I mentioned last week that the series against the Brewers was an important one for both teams, as they are similar in their wildcard positions in their respective leagues. The best the teams could hope for was a split of the two-game series. And that’s exactly what they did.
The Padres are currently in the second wildcard slot and are a half-game up on the Phillies. They face the Cardinals at home and then the Rockies in Colorado to finish the week.
Los Angeles Dodgers
Now that the team has really and truly clenched (thanks for the check, Alanna Rizzo) the Boys in Blue are set to steamroll to October. They’ve set the franchise record for fastest run to 100 wins in 144 games. With 17 games left on the season, it’s possible they break or tie the all-time win record of 116 games, set by the 2001 Mariners. Not very likely, but possible.
While I don’t think the Dodgers are going to let up the pressure, I also don’t think they will be going all out in the next three weeks. In fact, I think it’ll go much like this past Sunday’s game against the Giants. Where the Giants were fighting tooth and nail to avoid a sweep by their bitter enemy, the Dodgers were trying out pitchers for the postseason. They put seven relievers on the mound and gave each of them a long leash. They only reined them in when the game was truly on the line.
Considering the Dodgers face non-contenders Arizona five times and Colorado six times in the next three weeks, I think we’ll see a lot of bullpen tinkering. It’s also possible we’ll see some of our heavies on the bench a little more often, resting up for October.
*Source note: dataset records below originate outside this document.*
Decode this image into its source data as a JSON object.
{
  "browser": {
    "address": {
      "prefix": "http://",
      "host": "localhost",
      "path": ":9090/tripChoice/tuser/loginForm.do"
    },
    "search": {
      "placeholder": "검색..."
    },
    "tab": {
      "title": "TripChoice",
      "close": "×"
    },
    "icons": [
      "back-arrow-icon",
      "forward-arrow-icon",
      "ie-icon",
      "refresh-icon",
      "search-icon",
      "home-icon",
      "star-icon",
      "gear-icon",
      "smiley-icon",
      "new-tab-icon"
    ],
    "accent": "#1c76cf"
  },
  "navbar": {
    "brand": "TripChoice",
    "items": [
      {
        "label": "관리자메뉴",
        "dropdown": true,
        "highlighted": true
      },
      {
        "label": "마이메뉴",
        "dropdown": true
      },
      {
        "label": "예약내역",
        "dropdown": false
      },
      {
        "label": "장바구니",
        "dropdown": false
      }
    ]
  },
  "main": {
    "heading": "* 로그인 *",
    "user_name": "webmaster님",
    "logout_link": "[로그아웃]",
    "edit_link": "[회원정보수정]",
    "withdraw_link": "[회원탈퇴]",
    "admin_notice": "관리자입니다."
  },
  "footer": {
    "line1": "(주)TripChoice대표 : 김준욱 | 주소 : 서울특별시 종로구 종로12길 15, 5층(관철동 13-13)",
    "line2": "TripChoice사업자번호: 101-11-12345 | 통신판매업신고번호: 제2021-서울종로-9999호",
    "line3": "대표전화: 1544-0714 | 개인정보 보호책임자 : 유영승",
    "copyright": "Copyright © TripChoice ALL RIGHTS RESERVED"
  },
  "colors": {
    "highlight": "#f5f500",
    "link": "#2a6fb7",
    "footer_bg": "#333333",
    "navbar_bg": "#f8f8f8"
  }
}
Careful play that avoids injury will be the name of the game. Max Muncy’s season-ending injury caused by a collision with Brewers infielder Jace Peterson in the last game of the season must weigh heavily on the team’s collective mind. Muncy’s injury just might have been the straw that broke the collective back of the Dodgers going into the postseason.
Muncy has only recently been performing close to his pre-injury form. It goes without saying that an injury like that to a crucial player must be avoided at all costs, as the impact can echo into future seasons. Even if it does mean missing a new record for the history books. The Dodgers have their eyes on winning the last game of the season.
On a small note, it’s possible that Albert Pujols hits his 700th home run at Dodger Stadium when the Cardinals visit this weekend. While no pitcher wants to be number seven hundo, it would be poetic for Tío Albert to hit that milestone in front of the organization and fanbase that helped revive his career. Either way, I’m cheering for you, Tío.